Subtle stories with complex characters striving for connection amid the South African diaspora.
This debut collection by a South African writer was hailed when published in Afrikaans in 2011 and here sees American publication with an English translation by the author. Some of the characters in these stories try to connect, but most are exiles or outcasts, “severed from their youth, from all ties and expectations.” Most are dealing with impending or recent deaths: of their mothers from cancer, their lovers from AIDS. And this—the human condition—is their real homeland: “The pain inside her is a strange country, an impenetrable language.” Two consecutive stories, “VNLS” and “Mother’s Quartet,” feature the same protagonist, Ondien, who abandoned her Ph.D. thesis to become a world-music performer, a white artist backed by two female Zulus, their artistry “meant to be subversive, an attack on the system.” It turns into something quite different, and the other members of the group, whom she calls “my family…my sisters,” turn out to have a different relationship with her as well.
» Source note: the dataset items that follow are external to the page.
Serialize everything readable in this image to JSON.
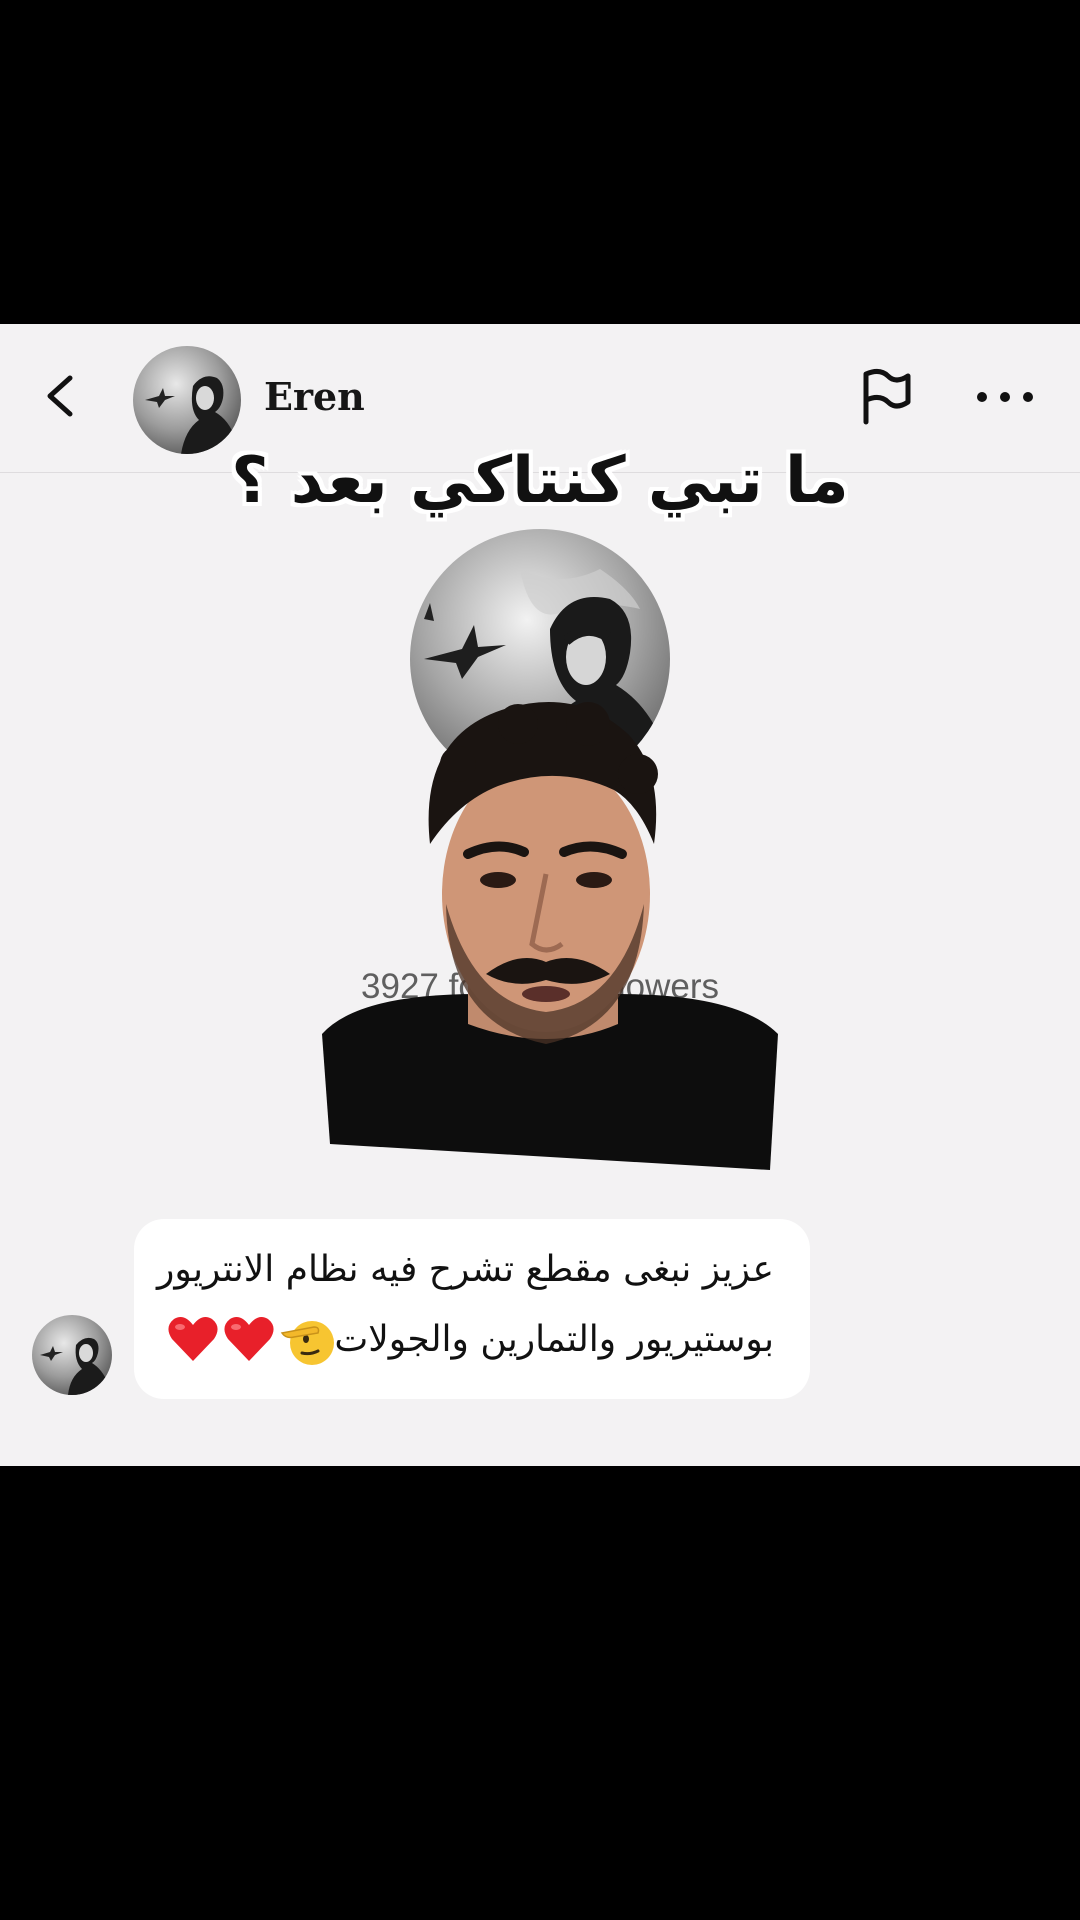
{
  "header": {
    "username": "Eren",
    "back_icon": "chevron-left-icon",
    "flag_icon": "flag-icon",
    "more_icon": "more-horizontal-icon"
  },
  "caption": "ما تبي كنتاكي بعد ؟",
  "profile": {
    "followers_text": "3927 follow            K followers"
  },
  "message": {
    "line1": "عزيز نبغى مقطع تشرح فيه نظام الانتريور",
    "line2": "بوستيريور والتمارين والجولات",
    "emojis": [
      "saluting-face",
      "heart",
      "heart"
    ]
  },
  "colors": {
    "panel_bg": "#f3f2f3",
    "bubble_bg": "#ffffff",
    "heart": "#e8202a"
  }
}
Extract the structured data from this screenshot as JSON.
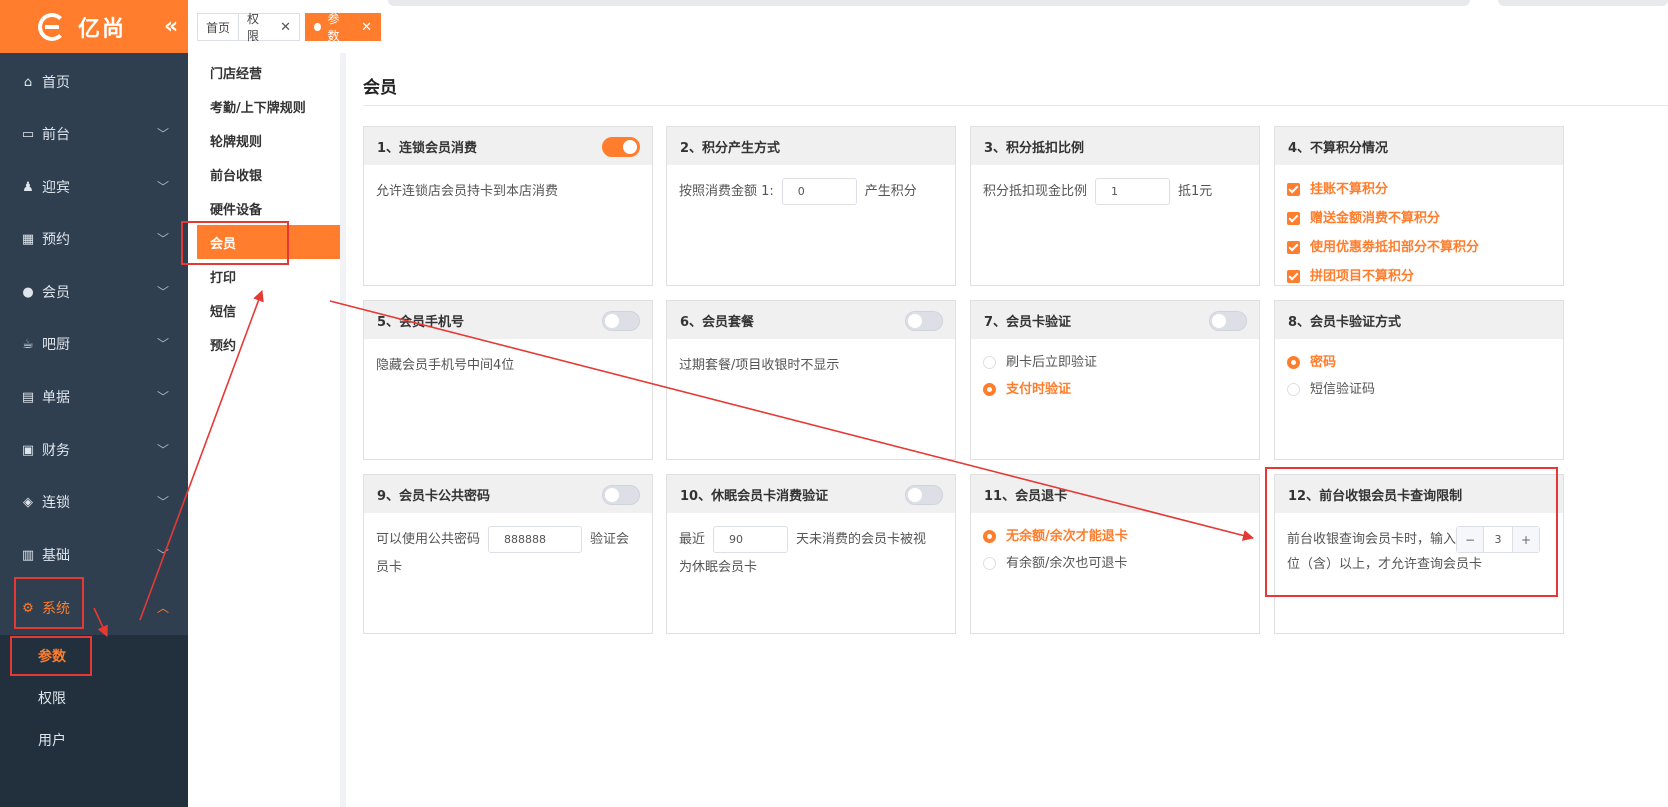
{
  "brand": {
    "name": "亿尚",
    "logo_icon": "e-logo-icon",
    "collapse_icon": "double-chevron-left-icon"
  },
  "sidebar": {
    "items": [
      {
        "label": "首页",
        "icon": "home-icon"
      },
      {
        "label": "前台",
        "icon": "monitor-icon"
      },
      {
        "label": "迎宾",
        "icon": "reception-icon"
      },
      {
        "label": "预约",
        "icon": "calendar-icon"
      },
      {
        "label": "会员",
        "icon": "user-icon"
      },
      {
        "label": "吧厨",
        "icon": "coffee-icon"
      },
      {
        "label": "单据",
        "icon": "document-icon"
      },
      {
        "label": "财务",
        "icon": "finance-icon"
      },
      {
        "label": "连锁",
        "icon": "cube-icon"
      },
      {
        "label": "基础",
        "icon": "grid-icon"
      },
      {
        "label": "系统",
        "icon": "gear-icon"
      }
    ],
    "sub_items": [
      "参数",
      "权限",
      "用户"
    ]
  },
  "tabs": [
    {
      "label": "首页"
    },
    {
      "label": "权限",
      "close": "✕"
    },
    {
      "label": "参数",
      "close": "✕"
    }
  ],
  "submenu": [
    "门店经营",
    "考勤/上下牌规则",
    "轮牌规则",
    "前台收银",
    "硬件设备",
    "会员",
    "打印",
    "短信",
    "预约"
  ],
  "page_title": "会员",
  "cards": {
    "c1": {
      "title": "1、连锁会员消费",
      "toggle": "on",
      "text": "允许连锁店会员持卡到本店消费"
    },
    "c2": {
      "title": "2、积分产生方式",
      "prefix": "按照消费金额 1:",
      "value": "0",
      "suffix": "产生积分"
    },
    "c3": {
      "title": "3、积分抵扣比例",
      "prefix": "积分抵扣现金比例",
      "value": "1",
      "suffix": "抵1元"
    },
    "c4": {
      "title": "4、不算积分情况",
      "options": [
        "挂账不算积分",
        "赠送金额消费不算积分",
        "使用优惠劵抵扣部分不算积分",
        "拼团项目不算积分"
      ]
    },
    "c5": {
      "title": "5、会员手机号",
      "toggle": "off",
      "text": "隐藏会员手机号中间4位"
    },
    "c6": {
      "title": "6、会员套餐",
      "toggle": "off",
      "text": "过期套餐/项目收银时不显示"
    },
    "c7": {
      "title": "7、会员卡验证",
      "toggle": "off",
      "options": [
        "刷卡后立即验证",
        "支付时验证"
      ],
      "selected": "支付时验证"
    },
    "c8": {
      "title": "8、会员卡验证方式",
      "options": [
        "密码",
        "短信验证码"
      ],
      "selected": "密码"
    },
    "c9": {
      "title": "9、会员卡公共密码",
      "toggle": "off",
      "prefix": "可以使用公共密码",
      "value": "888888",
      "suffix_1": "验证会",
      "suffix_2": "员卡"
    },
    "c10": {
      "title": "10、休眠会员卡消费验证",
      "toggle": "off",
      "prefix": "最近",
      "value": "90",
      "suffix_1": "天未消费的会员卡被视",
      "suffix_2": "为休眠会员卡"
    },
    "c11": {
      "title": "11、会员退卡",
      "options": [
        "无余额/余次才能退卡",
        "有余额/余次也可退卡"
      ],
      "selected": "无余额/余次才能退卡"
    },
    "c12": {
      "title": "12、前台收银会员卡查询限制",
      "prefix": "前台收银查询会员卡时，输入",
      "minus": "−",
      "value": "3",
      "plus": "+",
      "suffix": "位（含）以上，才允许查询会员卡"
    }
  },
  "colors": {
    "accent": "#ff7d2c",
    "sidebar_bg": "#2f3f50",
    "annotation": "#e53935"
  }
}
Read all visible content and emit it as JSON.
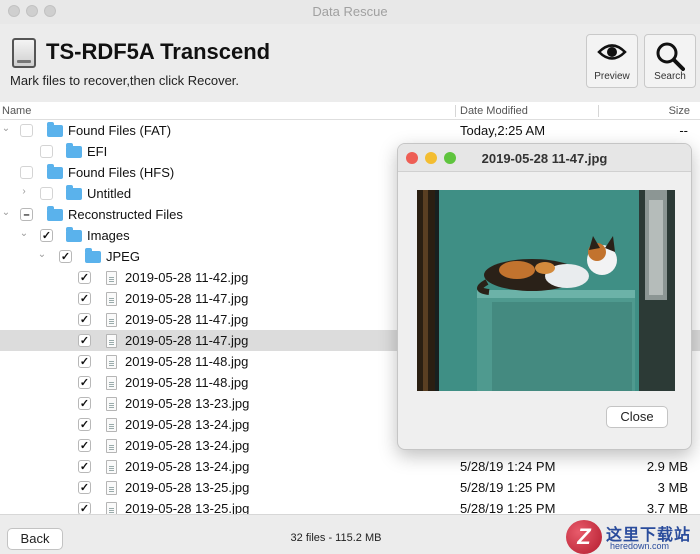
{
  "window": {
    "title": "Data Rescue"
  },
  "header": {
    "device_name": "TS-RDF5A Transcend",
    "instructions": "Mark files to recover,then click Recover.",
    "preview_label": "Preview",
    "search_label": "Search"
  },
  "columns": {
    "name": "Name",
    "date": "Date Modified",
    "size": "Size"
  },
  "rows": [
    {
      "name": "Found Files (FAT)",
      "date": "Today,2:25 AM",
      "size": "--"
    },
    {
      "name": "EFI",
      "date": "",
      "size": ""
    },
    {
      "name": "Found Files (HFS)",
      "date": "",
      "size": ""
    },
    {
      "name": "Untitled",
      "date": "",
      "size": ""
    },
    {
      "name": "Reconstructed Files",
      "date": "",
      "size": ""
    },
    {
      "name": "Images",
      "date": "",
      "size": ""
    },
    {
      "name": "JPEG",
      "date": "",
      "size": ""
    },
    {
      "name": "2019-05-28 11-42.jpg",
      "date": "",
      "size": ""
    },
    {
      "name": "2019-05-28 11-47.jpg",
      "date": "",
      "size": ""
    },
    {
      "name": "2019-05-28 11-47.jpg",
      "date": "",
      "size": ""
    },
    {
      "name": "2019-05-28 11-47.jpg",
      "date": "",
      "size": ""
    },
    {
      "name": "2019-05-28 11-48.jpg",
      "date": "",
      "size": ""
    },
    {
      "name": "2019-05-28 11-48.jpg",
      "date": "",
      "size": ""
    },
    {
      "name": "2019-05-28 13-23.jpg",
      "date": "",
      "size": ""
    },
    {
      "name": "2019-05-28 13-24.jpg",
      "date": "",
      "size": ""
    },
    {
      "name": "2019-05-28 13-24.jpg",
      "date": "",
      "size": ""
    },
    {
      "name": "2019-05-28 13-24.jpg",
      "date": "5/28/19 1:24 PM",
      "size": "2.9 MB"
    },
    {
      "name": "2019-05-28 13-25.jpg",
      "date": "5/28/19 1:25 PM",
      "size": "3 MB"
    },
    {
      "name": "2019-05-28 13-25.jpg",
      "date": "5/28/19 1:25 PM",
      "size": "3.7 MB"
    }
  ],
  "preview": {
    "title": "2019-05-28 11-47.jpg",
    "close_label": "Close"
  },
  "footer": {
    "back_label": "Back",
    "file_count": "32 files - 115.2 MB"
  },
  "watermark": {
    "logo_letter": "Z",
    "cn": "这里下载站",
    "en": "heredown.com"
  },
  "colors": {
    "folder": "#5ab2ec",
    "selected_row": "#dcdcdc",
    "traffic_red": "#ee5e55",
    "traffic_yellow": "#f3bd31",
    "traffic_green": "#5fc43e"
  }
}
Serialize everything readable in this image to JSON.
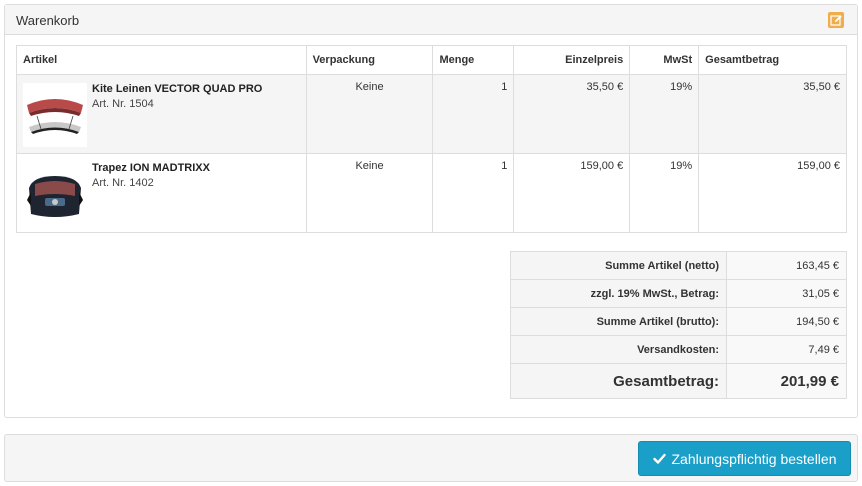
{
  "cart": {
    "title": "Warenkorb",
    "edit_icon": "pencil-square-icon",
    "columns": [
      "Artikel",
      "Verpackung",
      "Menge",
      "Einzelpreis",
      "MwSt",
      "Gesamtbetrag"
    ],
    "items": [
      {
        "name": "Kite Leinen VECTOR QUAD PRO",
        "art_nr": "Art. Nr. 1504",
        "packaging": "Keine",
        "quantity": "1",
        "unit_price": "35,50 €",
        "vat": "19%",
        "total": "35,50 €",
        "image_icon": "kite-lines-product-image"
      },
      {
        "name": "Trapez ION MADTRIXX",
        "art_nr": "Art. Nr. 1402",
        "packaging": "Keine",
        "quantity": "1",
        "unit_price": "159,00 €",
        "vat": "19%",
        "total": "159,00 €",
        "image_icon": "harness-product-image"
      }
    ],
    "totals": [
      {
        "label": "Summe Artikel (netto)",
        "value": "163,45 €"
      },
      {
        "label": "zzgl. 19% MwSt., Betrag:",
        "value": "31,05 €"
      },
      {
        "label": "Summe Artikel (brutto):",
        "value": "194,50 €"
      },
      {
        "label": "Versandkosten:",
        "value": "7,49 €"
      }
    ],
    "grand_total": {
      "label": "Gesamtbetrag:",
      "value": "201,99 €"
    }
  },
  "footer": {
    "order_button_label": "Zahlungspflichtig bestellen",
    "order_button_icon": "check-icon"
  },
  "colors": {
    "accent": "#1a9fc9",
    "edit": "#f0ad4e",
    "row_shade": "#f5f5f5",
    "border": "#dddddd"
  }
}
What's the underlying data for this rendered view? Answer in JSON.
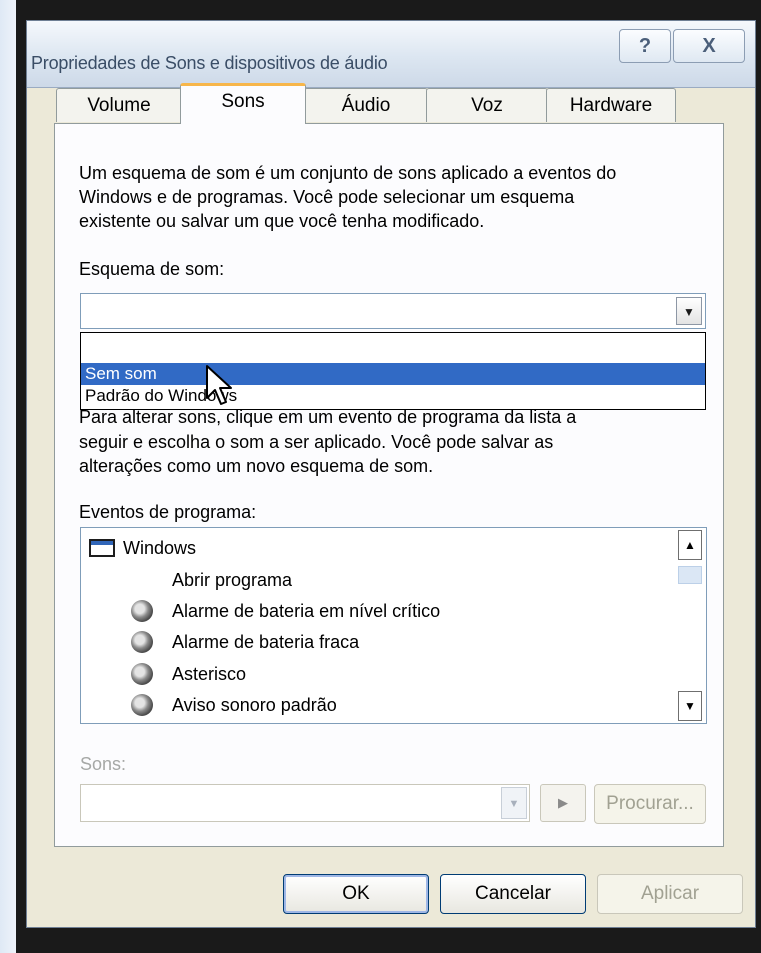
{
  "window": {
    "title": "Propriedades de Sons e dispositivos de áudio",
    "help_label": "?",
    "close_label": "X"
  },
  "tabs": [
    {
      "label": "Volume"
    },
    {
      "label": "Sons",
      "active": true
    },
    {
      "label": "Áudio"
    },
    {
      "label": "Voz"
    },
    {
      "label": "Hardware"
    }
  ],
  "sons_tab": {
    "intro_lines": [
      "Um esquema de som é um conjunto de sons aplicado a eventos do",
      "Windows e de programas. Você pode selecionar um esquema",
      "existente ou salvar um que você tenha modificado."
    ],
    "scheme_label": "Esquema de som:",
    "scheme_value": "",
    "scheme_options": [
      {
        "label": "",
        "selected": false
      },
      {
        "label": "Sem som",
        "selected": true
      },
      {
        "label": "Padrão do Windows",
        "selected": false
      }
    ],
    "change_lines": [
      "Para alterar sons, clique em um evento de programa da lista a",
      "seguir e escolha o som a ser aplicado. Você pode salvar as",
      "alterações como um novo esquema de som."
    ],
    "events_label": "Eventos de programa:",
    "events": [
      {
        "label": "Windows",
        "icon": "window-icon",
        "indent": 0
      },
      {
        "label": "Abrir programa",
        "icon": "none",
        "indent": 1
      },
      {
        "label": "Alarme de bateria em nível crítico",
        "icon": "speaker-icon",
        "indent": 1
      },
      {
        "label": "Alarme de bateria fraca",
        "icon": "speaker-icon",
        "indent": 1
      },
      {
        "label": "Asterisco",
        "icon": "speaker-icon",
        "indent": 1
      },
      {
        "label": "Aviso sonoro padrão",
        "icon": "speaker-icon",
        "indent": 1
      }
    ],
    "sounds_label": "Sons:",
    "sounds_value": "",
    "browse_label": "Procurar..."
  },
  "footer": {
    "ok_label": "OK",
    "cancel_label": "Cancelar",
    "apply_label": "Aplicar"
  },
  "colors": {
    "selection": "#316ac5",
    "face": "#ece9d8",
    "active_tab_accent": "#f7b64a"
  }
}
By the second tale, the group is no more, and Ondien visits her own alienated family, her siblings, scattered around the globe, suffering from collapsing marriages and careers. She returns to South Africa to find herself “a thief amongst thieves…part of natural life in this country, the instinctive processes sustaining themselves behind shiny surfaces.” Most of these stories concern subcultures—artistic, academic, sexual, racial, national—where some sense of belonging makes the characters feel that much more alone.
Elliptical and ambitious, these stories communicate more through the silence of what isn’t said or revealed than through elaborate explication.